We had a rabbit called Sam. Sam had a stroke and lost the use of his back legs. Dad brought home some human anaesthetic and administered it to Sam without telling us. Sam went to sleep, quietly and happily. And woke up after a few hours, quietly and happily. He repeated the trick once more until he was given a suitable dose for an adult male.
Our cat George was victim of an RTA, and Sandy the golden labrador had a terminal illness. I had two chinchillas, one of home was killed on a car accident while the other died heartbroken his brother was no longer there (apparently common in chinchillas).
I don’t subscribe to the line of thought about getting pets to teach children about loss (why is it any more suitable for them to learn from a hamster?). I found it no easier understanding my Granddad being in hospital because the dog had been to the vet, and certainly I wouldn’t say that his death was easier because I had had pets that died.
What I remember from the deaths of the pets has been that people telling me that they had good lives. That’s the main thing that still sits on my mind now being a relatively new sole pet owner. I want to know that Moo is happy and that I’m not letting him down. When I couldn’t get home to him one night a few weeks ago, I was genuinely bothered that I hadn’t and couldn’t tell him where I was and that he was worried or upset because I hadn’t come home. That’s pathetic I know.

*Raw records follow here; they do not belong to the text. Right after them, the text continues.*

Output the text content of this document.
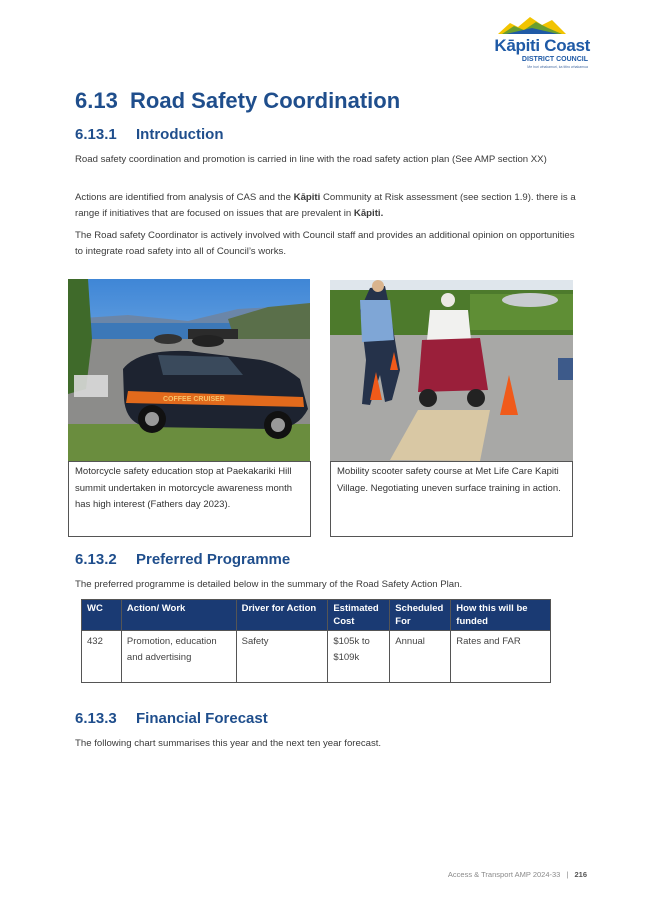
Kāpiti Coast
DISTRICT COUNCIL
Me huri whakamuri, ka titiro whakamua
6.13  Road Safety Coordination
6.13.1 Introduction
Road safety coordination and promotion is carried in line with the road safety action plan (See AMP section XX)
Actions are identified from analysis of CAS and the Kāpiti Community at Risk assessment (see section 1.9). there is a range if initiatives that are focused on issues that are prevalent in Kāpiti.
The Road safety Coordinator is actively involved with Council staff and provides an additional opinion on opportunities to integrate road safety into all of Council’s works.
COFFEE CRUISER
Motorcycle safety education stop at Paekakariki Hill summit undertaken in motorcycle awareness month has high interest (Fathers day 2023).
Mobility scooter safety course at Met Life Care Kapiti Village. Negotiating uneven surface training in action.
6.13.2 Preferred Programme
The preferred programme is detailed below in the summary of the Road Safety Action Plan.
WC	Action/ Work	Driver for Action	Estimated Cost	Scheduled For	How this will be funded
432	Promotion, education and advertising	Safety	$105k to $109k	Annual	Rates and FAR
6.13.3 Financial Forecast
The following chart summarises this year and the next ten year forecast.
Access & Transport AMP 2024-33 | 216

But the sentiment stands. We’re all gonna die. Make the most of living. There are a lot of cliches one can use in this post, but the quote I like is from Steve Jobs who said:
Remembering that you are going to die is the best way I know to avoid the trap of thinking you have something to lose.

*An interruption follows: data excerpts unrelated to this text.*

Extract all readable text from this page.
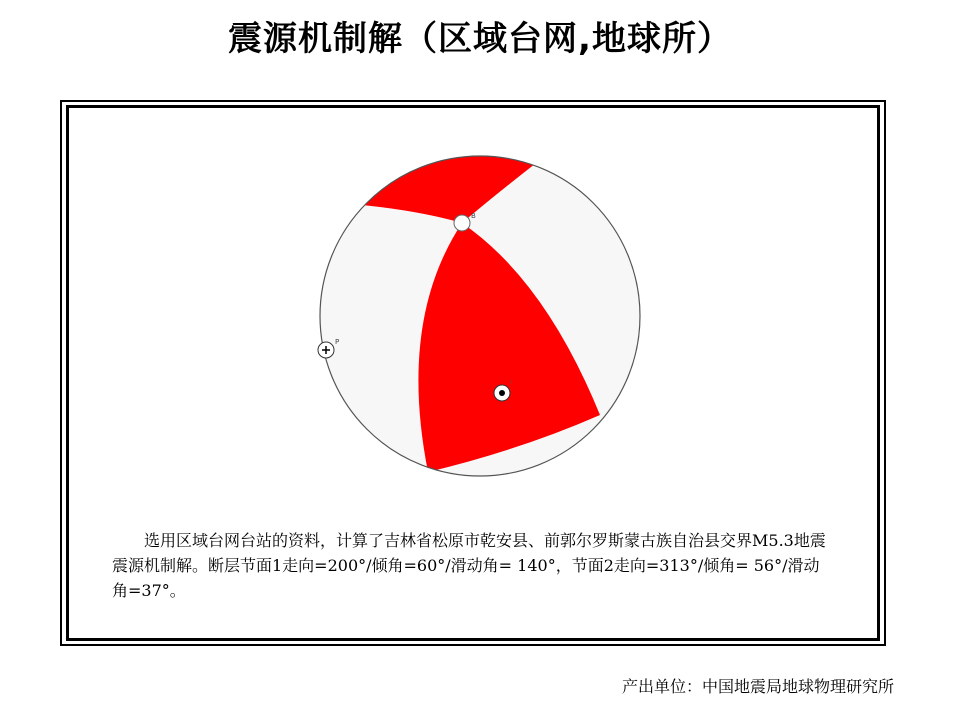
震源机制解（区域台网,地球所）
B
P
T

选用区域台网台站的资料，计算了吉林省松原市乾安县、前郭尔罗斯蒙古族自治县交界M5.3地震震源机制解。断层节面1走向=200°/倾角=60°/滑动角= 140°，节面2走向=313°/倾角= 56°/滑动角=37°。

产出单位：中国地震局地球物理研究所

I probably don’t keep that quote in mind as much as I should.
And I normally end with a lyric quote, but this time I’m going to end with one from The Fault in Our Stars by John Green.
There are infinite numbers between 0 and 1. There’s .1 and .12 and .112 and an infinite collection of others. Of course, there is a bigger infinite set of numbers between 0 and 2, or between 0 and a million. Some infinities are bigger than other infinities. A writer we used to like taught us that. There are days, many of them, when I resent the size of my unbounded set. I want more numbers than I’m likely to get, and God, I want more numbers for Augustus Waters than he got. But, Gus, my love, I cannot tell you how thankful I am for our little infinity. I wouldn’t trade it for the world. You gave me a forever within the numbered days, and I’m grateful.